After that I bought one more elephant, and killed him, and used his skin for a pattern, and made several other elephants, to be loved by little children.
"I know what I will do," said Annie; "I will make some kittens. Won't that be nice?"
I thought it might be very nice, if we could get a good pattern. And as she wanted to begin immediately, we looked in a box where I keep all sorts of remnants, and found a piece of red plush, which Annie declared "would be just the loveliest thing for a kitten."

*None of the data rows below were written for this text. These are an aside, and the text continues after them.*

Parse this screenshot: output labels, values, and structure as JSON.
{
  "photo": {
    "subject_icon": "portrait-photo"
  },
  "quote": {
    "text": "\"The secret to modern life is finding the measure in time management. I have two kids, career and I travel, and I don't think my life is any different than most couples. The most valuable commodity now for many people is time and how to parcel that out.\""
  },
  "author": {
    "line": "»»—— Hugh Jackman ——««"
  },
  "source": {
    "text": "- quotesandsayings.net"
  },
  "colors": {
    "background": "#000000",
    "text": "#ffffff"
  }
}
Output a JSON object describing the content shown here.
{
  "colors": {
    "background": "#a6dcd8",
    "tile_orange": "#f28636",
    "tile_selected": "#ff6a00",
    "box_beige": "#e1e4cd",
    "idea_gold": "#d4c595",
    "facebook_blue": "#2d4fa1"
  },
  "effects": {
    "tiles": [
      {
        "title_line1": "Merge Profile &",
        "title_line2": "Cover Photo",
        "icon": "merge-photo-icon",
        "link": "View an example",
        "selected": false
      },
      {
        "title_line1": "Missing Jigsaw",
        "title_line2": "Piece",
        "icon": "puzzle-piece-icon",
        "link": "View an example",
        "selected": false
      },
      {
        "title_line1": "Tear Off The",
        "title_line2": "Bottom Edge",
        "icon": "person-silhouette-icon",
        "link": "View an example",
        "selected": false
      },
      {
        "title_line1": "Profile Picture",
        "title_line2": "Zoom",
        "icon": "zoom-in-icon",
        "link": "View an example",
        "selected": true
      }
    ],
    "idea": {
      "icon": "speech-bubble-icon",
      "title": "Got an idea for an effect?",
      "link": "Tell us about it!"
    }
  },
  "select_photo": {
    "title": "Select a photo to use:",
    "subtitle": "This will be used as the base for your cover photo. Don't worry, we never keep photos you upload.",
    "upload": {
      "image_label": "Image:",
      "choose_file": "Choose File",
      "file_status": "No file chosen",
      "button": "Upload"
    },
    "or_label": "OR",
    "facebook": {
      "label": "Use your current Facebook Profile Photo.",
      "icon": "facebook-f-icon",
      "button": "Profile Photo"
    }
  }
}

As I had never seen a red kitten, I was a little doubtful; but since that time I have seen kittens red and pink and blue, and the children to whom they are given always fall in love with them at first sight.
But our kittens were not made in one day. We found it so difficult to cut a pattern that would "look like anything" that we had to send to a special artist in the city; and during the winter we spent a whole dollar for patterns of animals.